February 2, 2012 / 9:30 PM / 6 years ago

Signs of split among Volcker rule's foes

WASHINGTON (Reuters) - As pro-business groups clamor to convince regulators to overhaul their draft of the controversial Volcker rule, fault lines are emerging within the opposition over just what a revamped draft should look like.

The Volcker rule — named for former Federal Reserve Chairman Paul Volcker — was mandated by the 2010 Dodd-Frank financial oversight law to prevent banks that receive government backstops like deposit insurance from making risky trades with their own funds.

Heralded by the left as a means to rein in the risk-taking that nearly toppled the financial system in 2007-2009, the Volcker rule has been excoriated by the right, who warn it could take liquidity out of the market and make it hard for firms to raise capital.

The rule — whose first draft was proposed by regulators in October — would have the biggest impact on large banks such as Goldman Sachs (GS.N) and Morgan Stanley (MS.N).

But as business groups, banks and others rush to complete comment letters before the February 13 deadline, a split has emerged Aabout the best approach to make sure the ban on proprietary trades doesn’t also capture trades that banks make for their customers’ benefit, known as “market making”, or firms’ own portfolio hedging.

One camp says it’s better to give regulators more discretion so they can apply a common-sense approach when distinguishing proprietary trades from permissible market-making trades.

Another camp wants “bright lines” distinguishing the two, arguing it will bring clarity to the fuzzy rule.

Tom Quaadman, vice president of the Chamber of Commerce’s Center for Capital Markets Competitiveness, said the divide comes down to a natural tension between attorneys writing the comment letters and traders whose activities will be curtailed.

“Traditionally, lawyers always like bright lines because you can really define where you are within the scope of a law or regulation,” said Quaadman.

He added that practitioners, “who are involved in the trading every day would probably want to have some more discretion.”

A bank lobbyist who declined to be named said banks stood to gain from a vaguer approach.

“If you do a principles-based approach ... it is open to a lot more interpretation and justification which is fine from our perspective.”

HUNDREDS OF PAGES, QUESTIONS

When Volcker pitched the proprietary trading ban to President Barack Obama, the letter was reportedly three pages long.

But when regulators dropped their proposal in October, it was roughly 300 pages, with more than 350 questions for public comment, including on how the government should write the market-making exemption.

The financial community griped that it was too complex and too vague, especially for a reform set to go live in July of this year.

The divide about how the final rule should look played out recently at a Chamber of Commerce event about the rule’s impact.

Hal Scott, a professor of international financial systems at Harvard University, argued for a flexible approach in which banks would also be allowed to explain to regulators why their trades fit within the market-making exemption.

“I don’t think you can write rules about this because I think at each firm, there will be different kinds of specific little problems,” Scott said.

“I don’t see any way out of trying to give (regulators) more discretion and trying to police that discretion.”

On the other side was Eugene Scalia, a partner at Gibson, Dunn & Crutcher who last year helped business groups win a court ruling striking down the U.S. Securities and Exchange Commission’s proxy access rule that would have made it easier to shareholders to nominate directors.

Scalia argued for certainty and bright lines.

“The agencies need to provide some clear guidance and the business community needs to know if they act within certain bounds that they will not be second guessed,” Scalia said.

The divide has a long history in jurisprudence.

The phrase “I know it when I see it,” made famous by Supreme Court Justice Potter Stewart in his concurring opinion in the 1964 obscenity case Jacobellis v.

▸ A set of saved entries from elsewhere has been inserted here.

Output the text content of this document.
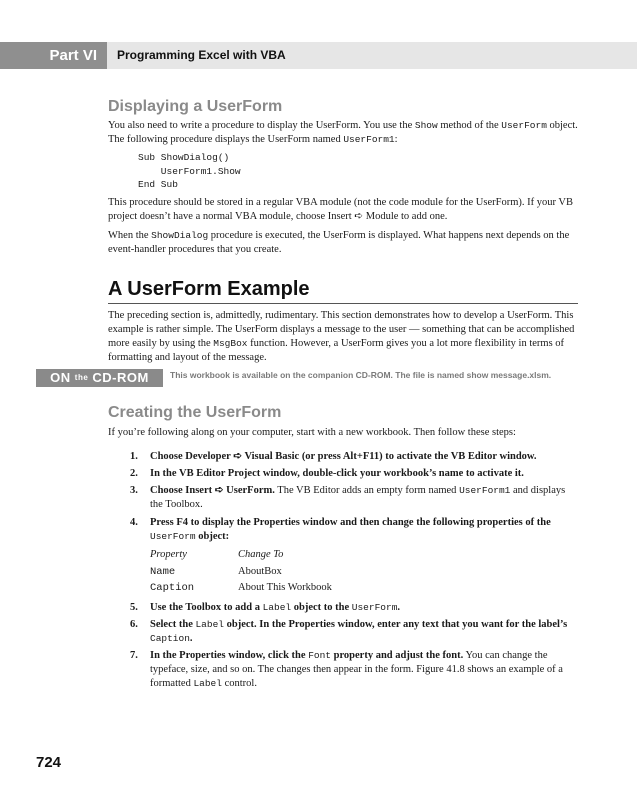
Part VI	Programming Excel with VBA
Displaying a UserForm

You also need to write a procedure to display the UserForm. You use the Show method of the UserForm object. The following procedure displays the UserForm named UserForm1:

Sub ShowDialog()
UserForm1.Show
End Sub

This procedure should be stored in a regular VBA module (not the code module for the UserForm). If your VB project doesn’t have a normal VBA module, choose Insert ➪ Module to add one.

When the ShowDialog procedure is executed, the UserForm is displayed. What happens next depends on the event-handler procedures that you create.

A UserForm Example

The preceding section is, admittedly, rudimentary. This section demonstrates how to develop a UserForm. This example is rather simple. The UserForm displays a message to the user — something that can be accomplished more easily by using the MsgBox function. However, a UserForm gives you a lot more flexibility in terms of formatting and layout of the message.

ON the CD-ROM	This workbook is available on the companion CD-ROM. The file is named show message.xlsm.
Creating the UserForm

If you’re following along on your computer, start with a new workbook. Then follow these steps:

1. Choose Developer ➪ Visual Basic (or press Alt+F11) to activate the VB Editor window.
2. In the VB Editor Project window, double-click your workbook’s name to activate it.
3. Choose Insert ➪ UserForm. The VB Editor adds an empty form named UserForm1 and displays the Toolbox.
4. Press F4 to display the Properties window and then change the following properties of the UserForm object:
Property	Change To
Name	AboutBox
Caption	About This Workbook
5. Use the Toolbox to add a Label object to the UserForm.
6. Select the Label object. In the Properties window, enter any text that you want for the label’s Caption.
7. In the Properties window, click the Font property and adjust the font. You can change the typeface, size, and so on. The changes then appear in the form. Figure 41.8 shows an example of a formatted Label control.
724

Ohio, came to represent the argument for the flexible approach.

That adhoc view of distinguishing between art and pornography would be replaced by “the Miller test,” a more specific three-prong obscenity test created in the 1973 case of Miller v. California.

Volcker himself, testifying at a Senate Banking Committee hearing in 2010, said regulators can spot excessive risk-taking like the common man can identify something as pornography.

Harvard Professor Scott said the two sides are not polarized; they are engaged in a fair intellectual debate.

“Gene understands my point, I understand his,” Scott told Reuters about his back-and-forth with Scalia, whose father is Supreme Court Justice Antonin Scalia.

But the Harvard professor would not budge on his view of the rule’s need for a broader, simpler approach.

“All we see is that 298 pages is not making it any clearer for us,” he said.